Beijing's Anti-Business Crackdown Hampered The Semiconductor Giant's IPO.
Key Sentence:
- Chinese electric car maker BYD plans to sell a stake in its computer chip manufacturing unit.
- The Unit has been scrapped as its latest share offering will be affected by Beijing's crackdown.
The announcement has been halted due to a regulatory investigation by the law firm advising the company.
The Nasdaq Shenzen ChiNext style roster plan was presented in May.
The shutdown comes amid broader industry regulation by Chinese authorities. Over the weekend, the Shenzhen Stock Exchange announced that law firm Beijing Tian Yuan, one of China's most prominent legal services firms, was under investigation for listing.
The company, which advice on BYD Semiconductor's planned IPO, is under investigation by China's Security Regulatory Commission but has not released further details.
BYD Semiconductor wants to raise at least $421 million ($309 million) through a stock sale. He plans to put the money back in business as global automakers grapple with a shortage of computer chips.

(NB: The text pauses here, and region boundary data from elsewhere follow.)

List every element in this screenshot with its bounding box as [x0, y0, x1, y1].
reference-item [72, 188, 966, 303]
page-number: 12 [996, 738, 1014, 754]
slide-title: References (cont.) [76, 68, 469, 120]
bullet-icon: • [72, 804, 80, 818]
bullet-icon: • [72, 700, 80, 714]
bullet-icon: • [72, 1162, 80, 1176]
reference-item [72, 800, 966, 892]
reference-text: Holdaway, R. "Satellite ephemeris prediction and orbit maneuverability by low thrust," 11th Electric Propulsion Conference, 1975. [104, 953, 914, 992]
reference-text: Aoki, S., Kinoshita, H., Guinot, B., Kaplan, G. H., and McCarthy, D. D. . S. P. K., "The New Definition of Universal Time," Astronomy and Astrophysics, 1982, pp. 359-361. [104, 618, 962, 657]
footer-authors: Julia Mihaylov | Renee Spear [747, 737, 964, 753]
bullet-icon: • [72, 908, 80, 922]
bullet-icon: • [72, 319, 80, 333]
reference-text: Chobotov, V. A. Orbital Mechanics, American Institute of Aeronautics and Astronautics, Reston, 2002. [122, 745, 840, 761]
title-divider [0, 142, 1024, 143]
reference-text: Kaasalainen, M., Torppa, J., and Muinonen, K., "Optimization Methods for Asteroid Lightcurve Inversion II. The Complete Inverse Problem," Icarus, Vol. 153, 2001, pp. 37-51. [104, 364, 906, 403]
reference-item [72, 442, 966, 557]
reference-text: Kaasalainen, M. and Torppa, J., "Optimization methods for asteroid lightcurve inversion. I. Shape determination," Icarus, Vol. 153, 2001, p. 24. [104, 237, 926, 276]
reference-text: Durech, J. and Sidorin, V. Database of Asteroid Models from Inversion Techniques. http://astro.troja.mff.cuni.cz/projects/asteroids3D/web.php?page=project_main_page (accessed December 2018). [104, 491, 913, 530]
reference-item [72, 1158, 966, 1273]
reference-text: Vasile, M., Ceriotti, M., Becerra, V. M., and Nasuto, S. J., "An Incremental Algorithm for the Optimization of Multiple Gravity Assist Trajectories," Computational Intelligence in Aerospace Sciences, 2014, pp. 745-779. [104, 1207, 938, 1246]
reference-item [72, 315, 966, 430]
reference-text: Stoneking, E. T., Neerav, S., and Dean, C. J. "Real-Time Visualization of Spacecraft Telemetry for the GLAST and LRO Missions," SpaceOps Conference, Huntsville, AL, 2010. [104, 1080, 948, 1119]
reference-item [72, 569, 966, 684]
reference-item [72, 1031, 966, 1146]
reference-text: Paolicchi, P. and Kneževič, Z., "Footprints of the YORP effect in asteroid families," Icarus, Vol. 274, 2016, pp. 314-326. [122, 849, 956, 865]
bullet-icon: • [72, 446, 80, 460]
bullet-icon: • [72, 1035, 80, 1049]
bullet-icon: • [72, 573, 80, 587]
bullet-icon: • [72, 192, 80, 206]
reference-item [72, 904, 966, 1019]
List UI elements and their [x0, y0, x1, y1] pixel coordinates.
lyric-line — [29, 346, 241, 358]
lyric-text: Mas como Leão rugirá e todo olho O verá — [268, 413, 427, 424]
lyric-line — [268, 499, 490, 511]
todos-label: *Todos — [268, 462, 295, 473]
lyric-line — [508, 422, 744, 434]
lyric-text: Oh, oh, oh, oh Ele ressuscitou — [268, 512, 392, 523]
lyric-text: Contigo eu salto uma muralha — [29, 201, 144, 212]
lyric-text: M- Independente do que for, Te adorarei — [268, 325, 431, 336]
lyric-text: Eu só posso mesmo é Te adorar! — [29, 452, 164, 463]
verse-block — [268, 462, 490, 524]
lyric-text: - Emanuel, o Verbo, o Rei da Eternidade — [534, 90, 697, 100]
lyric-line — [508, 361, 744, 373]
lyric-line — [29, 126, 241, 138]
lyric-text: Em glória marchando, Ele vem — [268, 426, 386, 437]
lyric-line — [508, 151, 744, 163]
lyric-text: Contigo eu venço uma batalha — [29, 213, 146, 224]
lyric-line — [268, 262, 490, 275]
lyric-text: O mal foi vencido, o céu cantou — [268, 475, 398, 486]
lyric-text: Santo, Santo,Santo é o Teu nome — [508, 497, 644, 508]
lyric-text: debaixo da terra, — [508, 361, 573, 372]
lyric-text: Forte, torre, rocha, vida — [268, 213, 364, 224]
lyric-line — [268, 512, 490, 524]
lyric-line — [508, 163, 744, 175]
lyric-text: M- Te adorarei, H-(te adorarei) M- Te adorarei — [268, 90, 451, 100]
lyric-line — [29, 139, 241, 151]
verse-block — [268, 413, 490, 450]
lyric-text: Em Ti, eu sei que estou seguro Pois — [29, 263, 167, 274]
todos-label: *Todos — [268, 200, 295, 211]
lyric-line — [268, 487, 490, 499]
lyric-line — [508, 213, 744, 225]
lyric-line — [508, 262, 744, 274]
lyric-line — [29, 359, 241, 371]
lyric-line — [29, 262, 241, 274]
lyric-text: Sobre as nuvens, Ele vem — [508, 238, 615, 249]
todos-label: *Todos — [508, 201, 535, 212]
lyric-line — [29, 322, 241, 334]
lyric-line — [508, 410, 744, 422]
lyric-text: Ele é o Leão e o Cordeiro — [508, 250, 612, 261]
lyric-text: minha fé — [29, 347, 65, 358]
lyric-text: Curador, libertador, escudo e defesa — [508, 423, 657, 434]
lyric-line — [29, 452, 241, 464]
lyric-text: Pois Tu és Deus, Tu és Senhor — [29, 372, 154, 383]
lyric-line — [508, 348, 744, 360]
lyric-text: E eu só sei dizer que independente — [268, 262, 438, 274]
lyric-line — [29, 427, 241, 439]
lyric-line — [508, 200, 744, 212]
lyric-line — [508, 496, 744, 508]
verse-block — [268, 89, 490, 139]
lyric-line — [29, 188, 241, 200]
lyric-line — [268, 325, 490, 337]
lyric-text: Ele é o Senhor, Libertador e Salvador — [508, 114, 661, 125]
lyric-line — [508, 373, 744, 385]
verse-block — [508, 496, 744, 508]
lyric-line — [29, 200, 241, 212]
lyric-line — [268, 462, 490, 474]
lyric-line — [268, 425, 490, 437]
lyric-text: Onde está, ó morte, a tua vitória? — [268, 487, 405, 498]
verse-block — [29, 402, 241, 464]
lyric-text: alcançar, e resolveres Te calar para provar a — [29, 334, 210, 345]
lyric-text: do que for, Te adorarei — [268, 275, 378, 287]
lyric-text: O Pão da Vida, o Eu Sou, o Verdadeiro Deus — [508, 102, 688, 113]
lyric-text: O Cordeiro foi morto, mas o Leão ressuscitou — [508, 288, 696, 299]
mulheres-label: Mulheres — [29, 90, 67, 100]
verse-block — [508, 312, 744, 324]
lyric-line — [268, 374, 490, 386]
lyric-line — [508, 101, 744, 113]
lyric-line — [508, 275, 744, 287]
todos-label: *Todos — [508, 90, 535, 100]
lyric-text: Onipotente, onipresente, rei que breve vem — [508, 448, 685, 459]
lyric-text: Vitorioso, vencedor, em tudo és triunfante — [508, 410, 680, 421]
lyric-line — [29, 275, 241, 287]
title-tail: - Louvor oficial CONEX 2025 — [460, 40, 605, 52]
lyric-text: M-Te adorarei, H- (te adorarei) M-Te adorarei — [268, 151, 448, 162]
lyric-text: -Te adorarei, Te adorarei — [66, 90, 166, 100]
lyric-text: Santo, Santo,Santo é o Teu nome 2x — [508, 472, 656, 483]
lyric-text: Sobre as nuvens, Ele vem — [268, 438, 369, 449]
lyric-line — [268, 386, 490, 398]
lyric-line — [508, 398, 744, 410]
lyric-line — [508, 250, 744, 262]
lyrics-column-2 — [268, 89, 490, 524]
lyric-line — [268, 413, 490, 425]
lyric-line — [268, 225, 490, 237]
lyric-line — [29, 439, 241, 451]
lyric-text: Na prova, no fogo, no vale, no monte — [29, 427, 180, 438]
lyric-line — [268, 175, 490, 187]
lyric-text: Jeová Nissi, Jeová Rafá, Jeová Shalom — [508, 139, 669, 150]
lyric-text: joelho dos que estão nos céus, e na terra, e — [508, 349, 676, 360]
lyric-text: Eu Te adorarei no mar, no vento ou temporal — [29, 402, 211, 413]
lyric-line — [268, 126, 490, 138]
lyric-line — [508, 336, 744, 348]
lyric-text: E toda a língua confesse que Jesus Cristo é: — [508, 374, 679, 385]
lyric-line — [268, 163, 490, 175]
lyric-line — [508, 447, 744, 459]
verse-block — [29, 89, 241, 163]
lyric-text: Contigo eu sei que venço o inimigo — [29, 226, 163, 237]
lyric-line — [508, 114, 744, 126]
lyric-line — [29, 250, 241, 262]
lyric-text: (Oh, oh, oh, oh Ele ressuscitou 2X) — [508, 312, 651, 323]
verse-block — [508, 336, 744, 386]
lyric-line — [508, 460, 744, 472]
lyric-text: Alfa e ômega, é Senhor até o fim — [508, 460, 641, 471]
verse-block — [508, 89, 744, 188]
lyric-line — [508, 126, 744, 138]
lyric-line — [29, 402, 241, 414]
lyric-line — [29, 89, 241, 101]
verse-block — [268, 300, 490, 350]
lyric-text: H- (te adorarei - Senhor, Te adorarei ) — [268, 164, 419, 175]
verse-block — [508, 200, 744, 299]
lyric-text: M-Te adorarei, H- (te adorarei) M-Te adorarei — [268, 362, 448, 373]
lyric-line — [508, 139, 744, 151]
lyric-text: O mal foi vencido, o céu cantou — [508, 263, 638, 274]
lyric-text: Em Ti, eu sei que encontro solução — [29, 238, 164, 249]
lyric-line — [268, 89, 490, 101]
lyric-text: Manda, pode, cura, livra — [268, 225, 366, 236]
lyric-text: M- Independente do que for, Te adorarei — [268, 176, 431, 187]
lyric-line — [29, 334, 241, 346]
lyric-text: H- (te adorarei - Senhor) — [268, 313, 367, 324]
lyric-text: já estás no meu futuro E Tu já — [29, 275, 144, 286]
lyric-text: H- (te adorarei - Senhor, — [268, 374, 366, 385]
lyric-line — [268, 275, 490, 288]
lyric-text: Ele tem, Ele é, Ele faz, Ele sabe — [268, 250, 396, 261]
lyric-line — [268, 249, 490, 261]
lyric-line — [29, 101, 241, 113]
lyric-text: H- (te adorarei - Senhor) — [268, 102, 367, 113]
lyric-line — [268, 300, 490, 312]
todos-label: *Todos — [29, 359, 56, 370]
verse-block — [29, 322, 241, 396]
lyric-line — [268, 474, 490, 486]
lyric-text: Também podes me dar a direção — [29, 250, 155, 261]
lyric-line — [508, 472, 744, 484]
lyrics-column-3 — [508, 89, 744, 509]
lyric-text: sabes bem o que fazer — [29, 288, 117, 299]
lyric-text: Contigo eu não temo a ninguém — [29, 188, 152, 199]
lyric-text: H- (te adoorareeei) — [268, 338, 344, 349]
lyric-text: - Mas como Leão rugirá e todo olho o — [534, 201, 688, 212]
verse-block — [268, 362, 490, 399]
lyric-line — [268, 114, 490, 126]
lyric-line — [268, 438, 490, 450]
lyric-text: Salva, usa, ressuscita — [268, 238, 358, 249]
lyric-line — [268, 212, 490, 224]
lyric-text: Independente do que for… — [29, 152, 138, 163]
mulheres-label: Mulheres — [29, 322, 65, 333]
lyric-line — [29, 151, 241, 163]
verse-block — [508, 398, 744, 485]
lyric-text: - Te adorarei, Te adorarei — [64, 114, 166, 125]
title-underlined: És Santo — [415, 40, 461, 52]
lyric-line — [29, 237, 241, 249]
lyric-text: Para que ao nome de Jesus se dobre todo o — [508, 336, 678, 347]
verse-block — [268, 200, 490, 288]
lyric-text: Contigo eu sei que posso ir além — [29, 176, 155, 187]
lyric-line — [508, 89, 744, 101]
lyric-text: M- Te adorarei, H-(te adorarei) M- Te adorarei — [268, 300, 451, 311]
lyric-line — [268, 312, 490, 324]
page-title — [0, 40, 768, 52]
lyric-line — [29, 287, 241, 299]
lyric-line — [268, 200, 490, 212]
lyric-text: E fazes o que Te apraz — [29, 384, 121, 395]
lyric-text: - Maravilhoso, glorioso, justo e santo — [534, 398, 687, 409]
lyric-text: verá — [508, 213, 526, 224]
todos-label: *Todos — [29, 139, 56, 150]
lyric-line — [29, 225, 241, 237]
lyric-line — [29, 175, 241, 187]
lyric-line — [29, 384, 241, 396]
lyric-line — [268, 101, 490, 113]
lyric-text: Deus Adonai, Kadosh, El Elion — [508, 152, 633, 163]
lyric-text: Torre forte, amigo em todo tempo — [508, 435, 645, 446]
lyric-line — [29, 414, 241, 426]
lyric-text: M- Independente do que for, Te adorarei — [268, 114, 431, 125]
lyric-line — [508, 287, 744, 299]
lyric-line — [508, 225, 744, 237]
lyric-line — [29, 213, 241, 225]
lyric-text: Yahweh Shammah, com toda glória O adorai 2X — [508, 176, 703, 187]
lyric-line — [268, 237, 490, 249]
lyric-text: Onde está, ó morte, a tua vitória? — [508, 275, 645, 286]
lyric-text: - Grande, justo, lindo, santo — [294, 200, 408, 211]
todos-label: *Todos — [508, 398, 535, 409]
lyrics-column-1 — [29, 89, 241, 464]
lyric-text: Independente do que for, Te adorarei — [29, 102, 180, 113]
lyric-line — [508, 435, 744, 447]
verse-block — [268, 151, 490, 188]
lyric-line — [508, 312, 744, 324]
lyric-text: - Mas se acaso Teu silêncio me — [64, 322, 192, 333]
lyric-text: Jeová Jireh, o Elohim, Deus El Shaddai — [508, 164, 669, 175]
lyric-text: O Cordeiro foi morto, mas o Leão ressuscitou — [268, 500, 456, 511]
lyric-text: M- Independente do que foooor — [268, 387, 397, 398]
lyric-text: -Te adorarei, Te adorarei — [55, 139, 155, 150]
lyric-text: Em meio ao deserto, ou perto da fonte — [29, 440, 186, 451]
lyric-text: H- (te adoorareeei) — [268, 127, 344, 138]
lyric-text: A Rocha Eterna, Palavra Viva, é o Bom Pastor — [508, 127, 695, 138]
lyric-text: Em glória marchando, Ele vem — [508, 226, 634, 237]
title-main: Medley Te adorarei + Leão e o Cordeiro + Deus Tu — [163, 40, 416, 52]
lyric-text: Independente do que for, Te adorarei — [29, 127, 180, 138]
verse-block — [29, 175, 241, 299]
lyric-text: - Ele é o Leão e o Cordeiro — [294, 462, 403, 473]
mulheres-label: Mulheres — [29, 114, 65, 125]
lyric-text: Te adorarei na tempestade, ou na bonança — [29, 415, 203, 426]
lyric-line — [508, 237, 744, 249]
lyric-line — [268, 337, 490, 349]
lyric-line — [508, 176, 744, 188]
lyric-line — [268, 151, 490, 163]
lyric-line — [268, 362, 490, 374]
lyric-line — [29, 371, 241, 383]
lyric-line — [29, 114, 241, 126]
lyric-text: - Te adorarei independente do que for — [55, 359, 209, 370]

Microcontrollers are essential components in modern cars and are used for everything from seats and windows to steering and anti-lock brakes. BYD Semiconductor competes directly with major chip manufacturers, including Germany's Infineon and Japan's Rohm Semiconductor.
According to market estimates, BYD is China's largest automaker and is backed by veteran US investor Warren Buffett. BYD is the latest Chinese company with final plans as Beijing tightens regulations on everything from tech giants to insurance companies.
New data protection law
Beijing introduced data protection, and China's highest legislature, the Standing Committee of the National People's Congress, passed an extensive new data protection law on Friday. The Personal Data Protection Act aims to strictly control data collection by technology companies and came into effect on November 1.
Several technology companies in China are facing privacy concerns.
Earlier this year, the country's Internet regulator ordered online stores not to offer Didi's app for illegally collecting users' data. It comes just two days after the company debuted on the New York Stock Exchange, and the stock fell sharply on the news.